A further announcement will be made in due course confirming the maximum number of shares that may be repurchased and any other relevant terms. Pursuant to LR9.6.6 the Company will announce details of any purchases made under the programme by no later than the end of the 7th daily market session following the calendar day on which such transaction occurred, as required by MAR.

Full Year Trading Update and Investor Presentation on Capital Allocation

The Group's Full Year trading update will be issued on 23 July 2026 as previously announced.

The Group intends to host an investor presentation alongside the announcement of the Full Year trading update, when the Group will provide a more detailed update on its capital allocation priorities as well as more information on past and anticipated returns from its investments.

CEO Succession

Further to the announcement on 30 March 2026 of Richard Fairman's intention to retire, the Board is making progress, although at early stages, with identifying a successor. The Company will provide an update when appropriate.  Richard remains committed to leading CVS until a successor is appointed.

Richard Fairman, CEO, commented:

"We are pleased to have refinanced our bank facilities through to May 2030 on improved terms. This provides additional flexibility and firepower to launch a meaningful share buyback programme, alongside disciplined capital allocation in enhancing our estate and quality of service to our customers and investing in our attractive pipeline of accretive acquisitions.

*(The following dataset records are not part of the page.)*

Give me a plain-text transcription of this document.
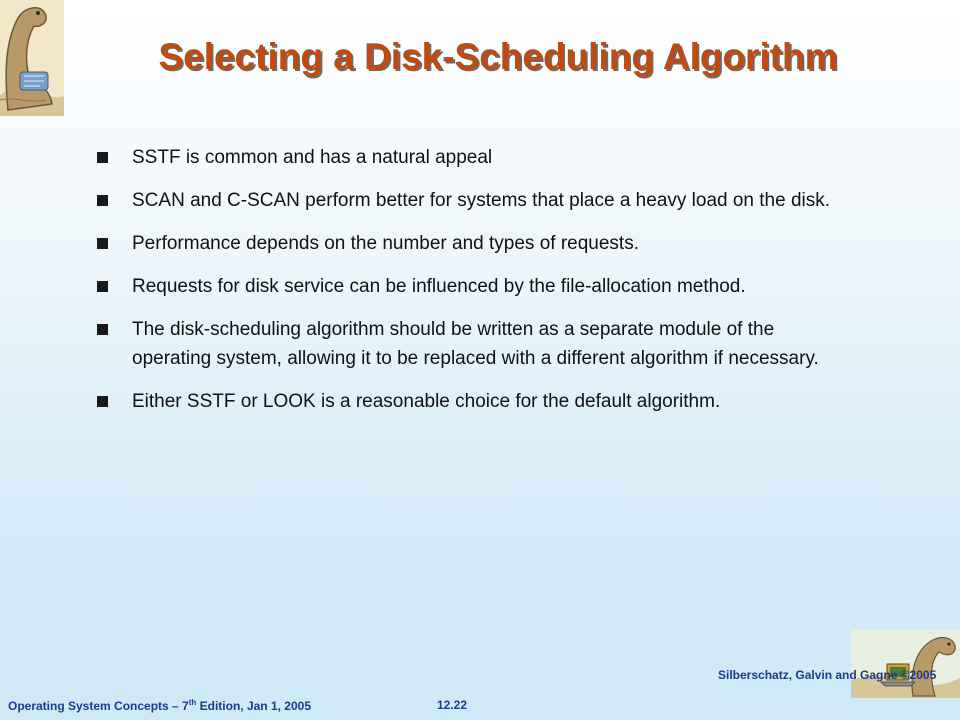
Selecting a Disk-Scheduling Algorithm
SSTF is common and has a natural appeal
SCAN and C-SCAN perform better for systems that place a heavy load on the disk.
Performance depends on the number and types of requests.
Requests for disk service can be influenced by the file-allocation method.
The disk-scheduling algorithm should be written as a separate module of the operating system, allowing it to be replaced with a different algorithm if necessary.
Either SSTF or LOOK is a reasonable choice for the default algorithm.
Operating System Concepts – 7th Edition, Jan 1, 2005	12.22
Silberschatz, Galvin and Gagne ©2005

We look forward to updating investors at the time of our Full Year trading update on how this approach underpins the delivery of shareholder returns."

Contacts

CVS Group plc                                                                                                                                             via FGS Global

Richard Fairman, Chief Executive Officer

Robin Alfonso, Chief Financial Officer

Paul Higgs, Chief Veterinary Officer

Charlotte Page, Head of Investor Relations

FGS Global

Faeth Birch                                                                                                                                             +44 (0)207 251 3801

Charlie Chichester                                                                                                                          [email protected]        

The information contained within this announcement is deemed by CVS to constitute inside information as stipulated under the Market Abuse Regulation (EU) no. 596/2014 (as incorporated into UK domestic law by virtue of the European Union (Withdrawal) Act 2018 ("UK MAR"). On the publication of this announcement via a regulatory information service, this inside information is now considered to be in the public domain. The person responsible for arranging the release of this announcement is Scott Morrison, Group General Counsel and Company Secretary.                                                                                                                     

About CVS Group plc (www.cvsukltd.co.uk)

CVS Group is a leading provider of veterinary services, operating in the UK and Australia, listed on the Main Market of the London Stock Exchange.  CVS is focused on providing high-quality clinical services to its clients and their animals, with outstanding and dedicated clinical teams and support colleagues at the core of its strategy.

The Group operates over 475 veterinary practices across its two territories, including specialist referral hospitals and dedicated out-of-hours sites. Alongside the core Veterinary Practices division, CVS operates Laboratories (providing diagnostic services to CVS and third-parties) and an online retail business ("Animed Direct").

The Group employs 9,000 personnel, including 2,500 veterinary surgeons and 3,300 nurses.